After all task order folders are created in Drive, give the user clear delivery instructions.

> "Your task orders are ready in your project Drive folder — I've created [N] batches.
> Here's how to use them:
>
> **For each batch (start with Batch 1):**
> 1. Open the batch folder in Drive
> 2. Open `00_PROMPT.md` — copy the entire text
> 3. Paste it into [tool name] and attach the other three files from the folder
> 4. Submit it and let the tool work
> 5. When it returns three CSV files, bring them back here and say
>    'import the Finance results' (or whatever batch you just ran)
>
> You don't need to run all the batches before bringing results back.
> You can run Batch 1, bring the results to me, then run Batch 2. I'll
> review and refine the rules as each batch comes back.
>
> Which batch do you want to start with?"

---

## Phase 7 — Update _status.md

After all task orders are generated, update `_status.md`:

```
Last Updated: [timestamp]
Last Agent: Claude (CoWork) — handoff skill
Phase: Handoff in progress
Last Completed Step: [N] task order batches created in Drive Task Orders folder.
Pending Work: User delivering batches to [tool name]. Return results via import skill.
Handoff Target: [tool name]
Notes: Batches created: [list batch names]. Each returns 3 CSV files to import.
```

---

## Batch Size Reference

| Condition | Action |
|---|---|
| Top-level category ≤ 8 labels AND ≤ 500 messages | One batch |
| Top-level category > 5 sublabels OR > 500 messages | Split into sub-batches |
| Never more than 8 labels per batch | Split further |
| Never more than ~1,000 messages per batch | Split further |
| Notifications + Personal + low-volume misc | Group together |

---

## Embedded Template: Rule ID Format

```
Gmail filter rules:   GF-[CATEGORY]-[SUBCATEGORY]-[DESCRIPTOR]
                      GF-FINANCE-AMEX-STMT
                      GF-CLIENT-RESELLER-ACME-PARTICIPANT
                      GF-VENDOR-SHIPPING-FEDEX

Apps Script rules:    AS-[CATEGORY]-[DESCRIPTOR]
                      AS-DOC-STEP-FILE
                      AS-FINANCE-VENDOR-INVOICE-PDF
```

Category abbreviations to use in rule IDs:
```
FINANCE / VENDOR / CLIENT / OPS / DEV / SALES / TRAVEL / NOTIF / SUPPORT / DOC / PERSONAL
```

---

## Safety Rules (Cannot Be Overridden)

1. No Gmail mutations. This skill creates Drive files only. It does not touch Gmail.
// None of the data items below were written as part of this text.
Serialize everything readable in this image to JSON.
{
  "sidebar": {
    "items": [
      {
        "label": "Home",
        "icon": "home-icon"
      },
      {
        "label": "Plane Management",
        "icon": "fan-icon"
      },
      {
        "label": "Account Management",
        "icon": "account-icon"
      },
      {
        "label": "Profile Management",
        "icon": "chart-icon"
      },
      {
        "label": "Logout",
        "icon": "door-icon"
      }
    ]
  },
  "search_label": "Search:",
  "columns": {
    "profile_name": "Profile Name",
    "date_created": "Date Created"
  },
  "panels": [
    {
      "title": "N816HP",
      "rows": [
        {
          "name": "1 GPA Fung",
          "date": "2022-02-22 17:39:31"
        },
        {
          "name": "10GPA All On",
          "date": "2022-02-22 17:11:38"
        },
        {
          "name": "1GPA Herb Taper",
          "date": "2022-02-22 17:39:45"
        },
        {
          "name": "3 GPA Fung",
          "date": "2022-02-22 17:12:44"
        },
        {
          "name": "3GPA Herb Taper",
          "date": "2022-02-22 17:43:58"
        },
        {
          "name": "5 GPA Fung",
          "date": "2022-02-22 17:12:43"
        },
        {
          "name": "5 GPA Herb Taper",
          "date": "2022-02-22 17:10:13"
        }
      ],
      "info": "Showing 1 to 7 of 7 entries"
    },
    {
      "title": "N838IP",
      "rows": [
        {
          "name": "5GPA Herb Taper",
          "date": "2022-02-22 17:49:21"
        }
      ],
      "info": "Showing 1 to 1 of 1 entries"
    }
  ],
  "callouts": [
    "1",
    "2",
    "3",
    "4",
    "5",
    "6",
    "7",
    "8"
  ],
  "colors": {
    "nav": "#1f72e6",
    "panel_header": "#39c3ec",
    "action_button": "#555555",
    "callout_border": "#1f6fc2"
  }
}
2. Always confirm the tool has Gmail access before generating task orders. If access
   is uncertain, stop and redirect to an AI expert in the org.

3. Never skip the sanity check. If survey artifacts are missing, redirect to survey.

4. Task orders are reviewed by Claude before anything goes to Gmail. Import skill
   brings results back to Claude. Deploy skill executes. Nothing is automatic.

5. The subcontractor proposes. Claude decides. Always.